Last week’s vote by the Los Altos City Council ensured that teens will have a space in the new Hillview Community Center, an element that wasn’t included in the early stages of planning.
After an outpouring of community support, the Hillview Community Center Project Task Force added a teen center to the proposal the council approved Jan. 9 as part of the $34.7 million budget to revamp Hillview.
Los Altos resident Nancy Bremeau, who attended multiple task force meetings, said the center would make the city feel more inclusive to the town’s teen population.
“Seniors always get preference, and I understand and support that, because they’ve built the community,” said Bremeau, who has a son in eighth grade. “I want them to have a great space, but I want our youth to have a great space, too, where they feel comfortable.”
Teens outline wish list
So what do teens want to see in the space?
Five teens from Los Altos High School invited to a community meeting about making the city more teen-friendly all said that while Los Altos was a great place to grow up, they found it boring, according to Bremeau. Most of them preferred to spend time in Mountain View or Palo Alto.
While there are teen spaces in Los Altos, such as The Underground Teen Center at Shoup Park, they are run-down and infrequently used, Breameau said. In her experience, teens often don’t have a lot to do, and those who don’t drive end up hanging out at Walgreens, Safeway or Starbucks.

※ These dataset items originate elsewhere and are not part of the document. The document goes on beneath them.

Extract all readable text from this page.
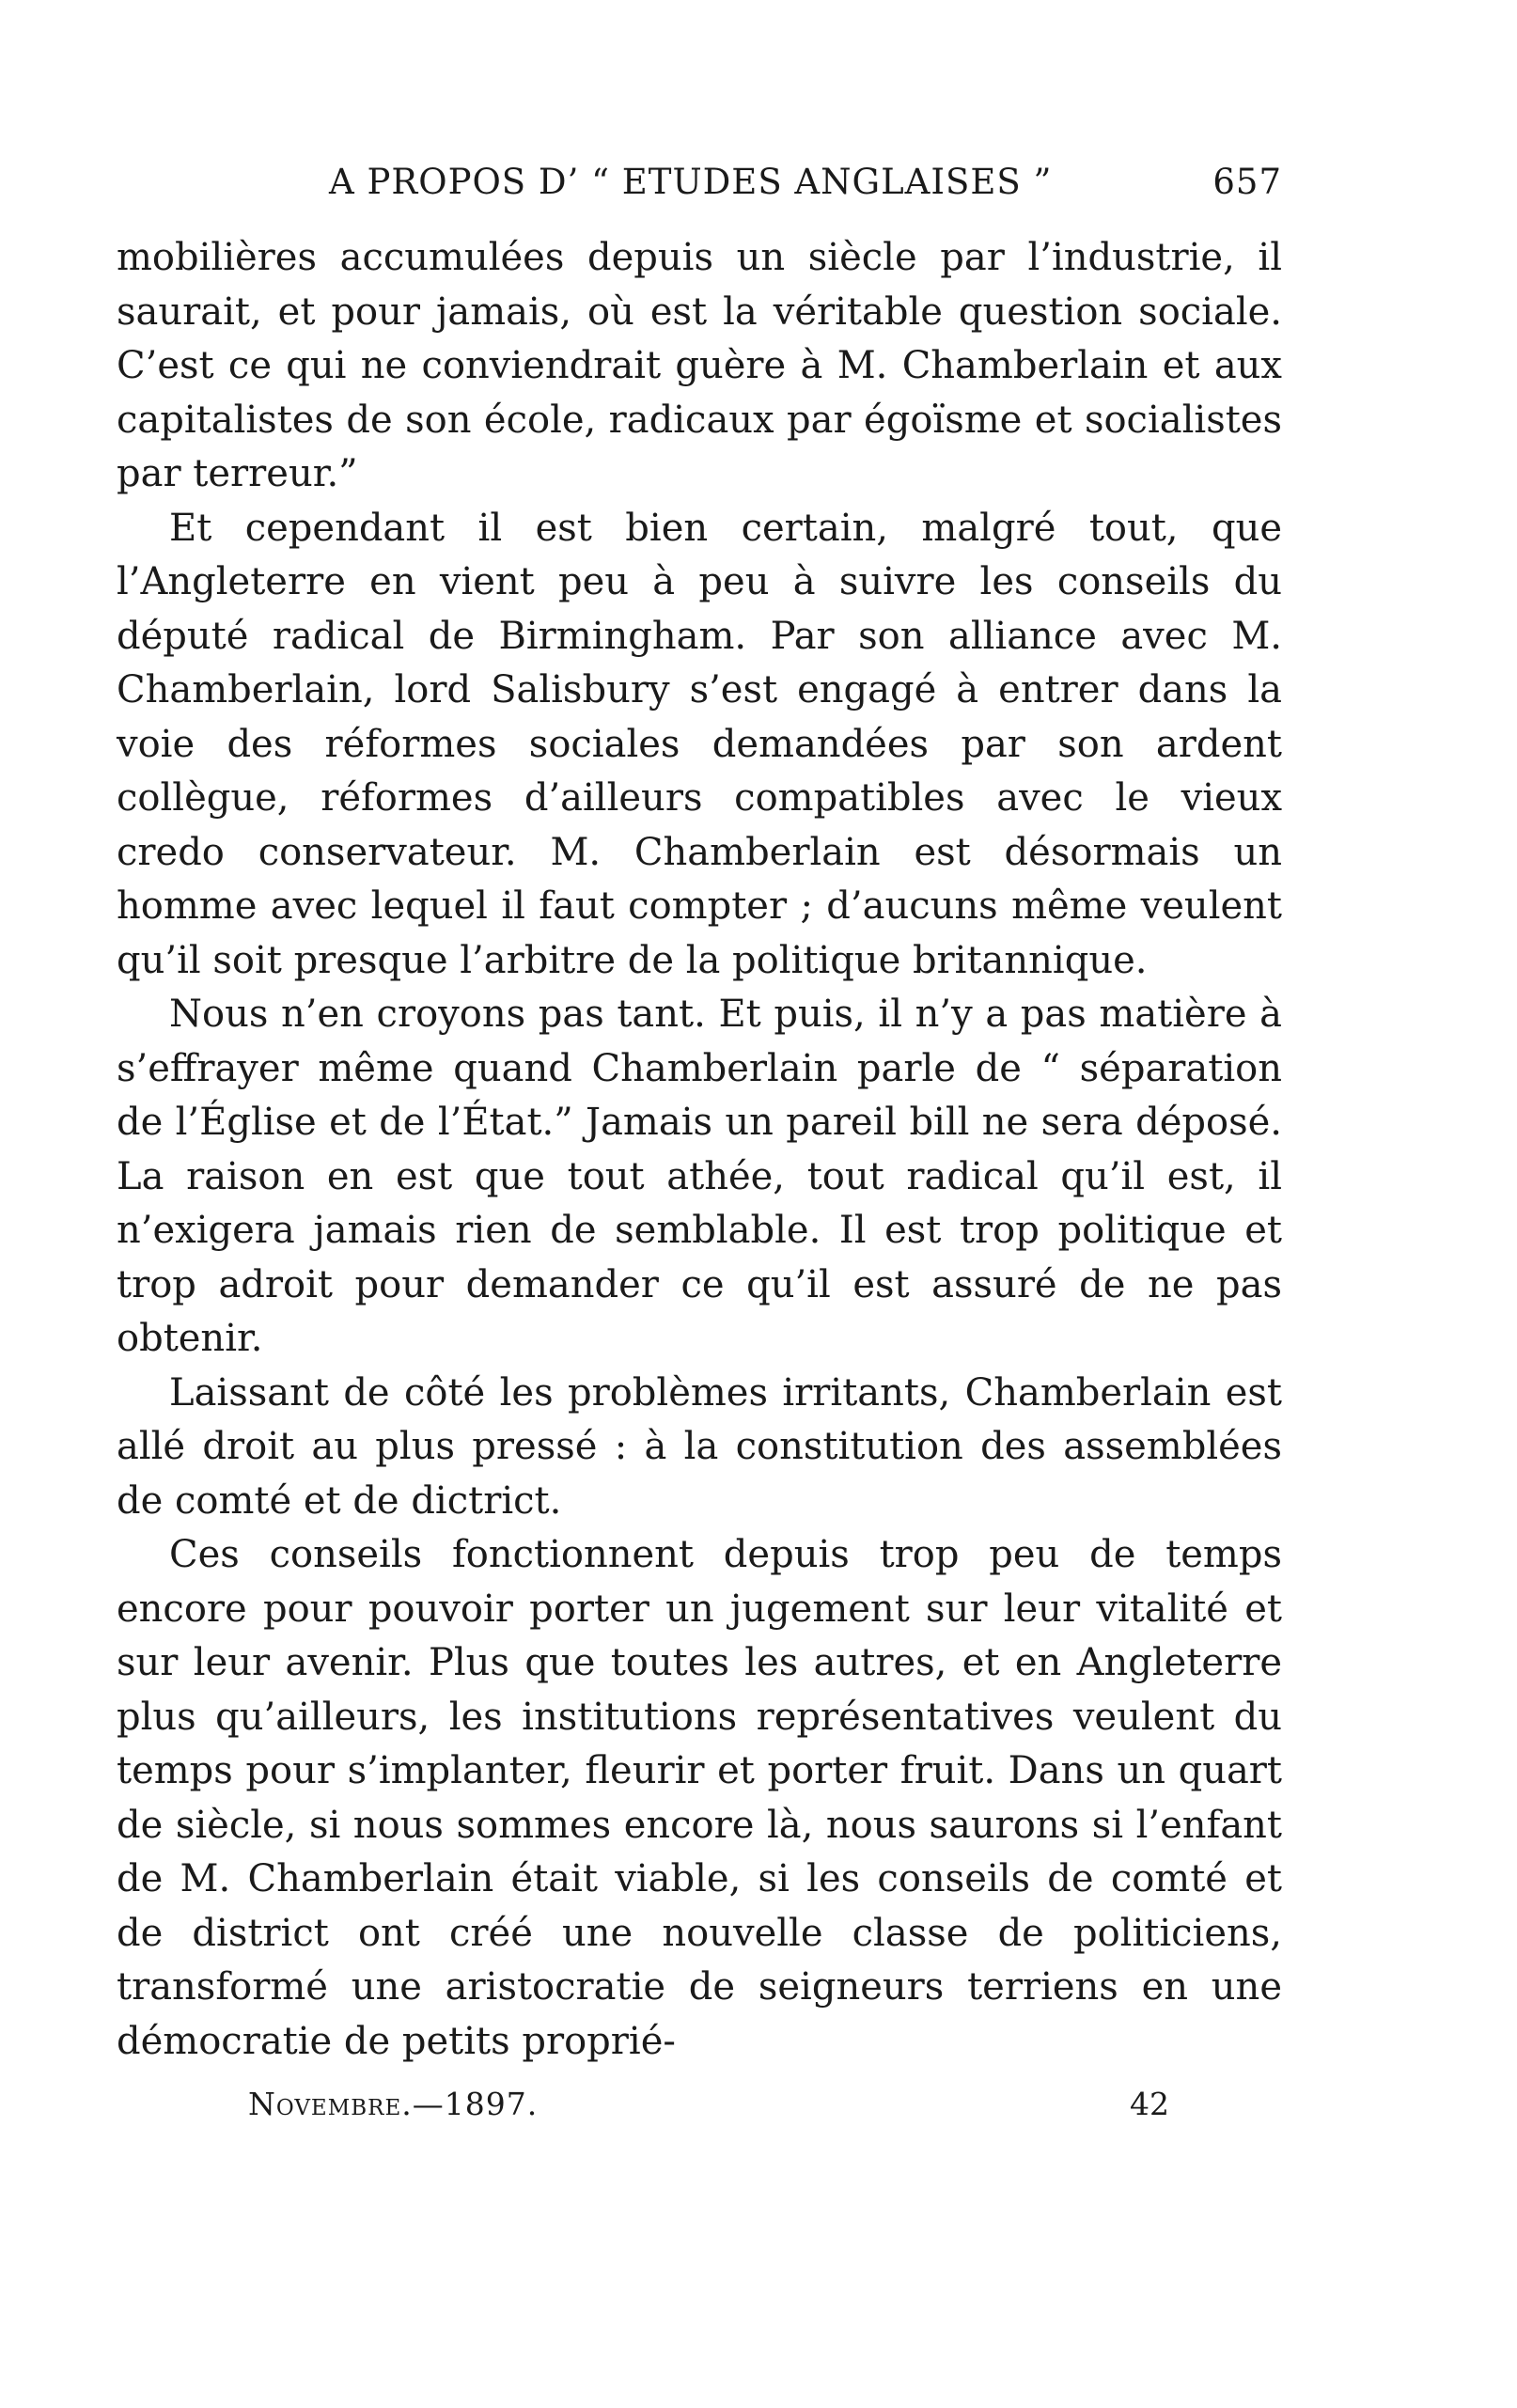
A PROPOS D’ “ ETUDES ANGLAISES ”	657

mobilières accumulées depuis un siècle par l’industrie, il saurait, et pour jamais, où est la véritable question sociale. C’est ce qui ne conviendrait guère à M. Chamberlain et aux capitalistes de son école, radicaux par égoïsme et socialistes par terreur.”

Et cependant il est bien certain, malgré tout, que l’Angleterre en vient peu à peu à suivre les conseils du député radical de Birmingham. Par son alliance avec M. Chamberlain, lord Salisbury s’est engagé à entrer dans la voie des réformes sociales demandées par son ardent collègue, réformes d’ailleurs compatibles avec le vieux credo conservateur. M. Chamberlain est désormais un homme avec lequel il faut compter ; d’aucuns même veulent qu’il soit presque l’arbitre de la politique britannique.

Nous n’en croyons pas tant. Et puis, il n’y a pas matière à s’effrayer même quand Chamberlain parle de “ séparation de l’Église et de l’État.” Jamais un pareil bill ne sera déposé. La raison en est que tout athée, tout radical qu’il est, il n’exigera jamais rien de semblable. Il est trop politique et trop adroit pour demander ce qu’il est assuré de ne pas obtenir.

Laissant de côté les problèmes irritants, Chamberlain est allé droit au plus pressé : à la constitution des assemblées de comté et de dictrict.

Ces conseils fonctionnent depuis trop peu de temps encore pour pouvoir porter un jugement sur leur vitalité et sur leur avenir. Plus que toutes les autres, et en Angleterre plus qu’ailleurs, les institutions représentatives veulent du temps pour s’implanter, fleurir et porter fruit. Dans un quart de siècle, si nous sommes encore là, nous saurons si l’enfant de M. Chamberlain était viable, si les conseils de comté et de district ont créé une nouvelle classe de politiciens, transformé une aristocratie de seigneurs terriens en une démocratie de petits proprié-

Novembre.—1897.	42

Los Altos High senior Javin Pombra said including a cafe in the new teen center “would be really good,” but noted that it’s also a question of who the teen center would attempt to appeal to.
“If you’re making one for middle schoolers, that would be very different than making one for high schoolers,” he said. “A normal, basic cafe would be really good for high schoolers and for seniors as well, but if you’re making one for middle schoolers, you need a foosball table, an air hockey table, vending machines.”
Los Altos High junior Grace Lilygren, member of the city’s Parks and Recreation Commission, agreed that the center would be more popular with middle schoolers than with high schoolers. She added that the center would be more attractive to all teens if it included amenities that teens don’t necessarily have access to every day.
“If you already have a computer, there’s no reason to go to a place to have access to it,” she said. “So if you have games, video games, things that teens are interested in, and potentially an adult or supervisor, someone you can talk to and make it a safe place for any issues going on, it’s going to be more attractive to teens.”
Additional ideas Lilygren and Pombra have for the space include open-mic nights and movie screenings, college counseling, wellness events, an outdoor skate park and crash-course-type classes on interesting topics.
Dedicated or shared space?
Another topic of contention among teens is whether the room should be used by only them or as a multigenerational space.
“I wouldn’t say I’m necessarily against having a teen center, I just think that the point of a community center is that there should be more focus on having places where every community member can come,” Lilygren said. “I just don’t think that the teen center should be the main focus.”
Pombra disagreed, citing the importance of a center specifically tailored to the needs of teens.
“The point that it’s already hard to make a room attractive for both middle schoolers and high school seniors – I think it would be even harder to make a multigenerational room,” he said. “Maybe you can use Hillview Community Center to have more intermixing between generations, but I think that wouldn’t happen through a room, that would happen through events. I think the room should be dedicated to teens.”
The aim of building a teen center is to make Los Altos more welcoming to youth, and Lilygren and Pombra agreed that the city can do more.
“There’s a lot of emphasis on seniors and activities for them, but I don’t see as many events for teenagers,” Lilygren said. “There still are some, and teens are acknowledged, but there definitely is space for more.”
Bremeau suggested that the city could build a small performing arts center or movie theater or host art shows managed by local schools to attract teens.
Pombra said Los Altos should consider adding more retail space to entice teens and create more outdoor space, like the First Street Green project Los Altos Community Investments recently proposed and ultimately rescinded. Pombra added that there also should be conference rooms in libraries for teens to collaborate, and he would like to see stores and cafes stay open later for teens who want to study at night.
“In theory, I could see the teen center being cool ... but I don’t think that it would be an endpoint – it would be a start point,” he said. “I think that retail and coffee shops and developing other parts of downtown would always be more important than just having a teen center in Hillview.”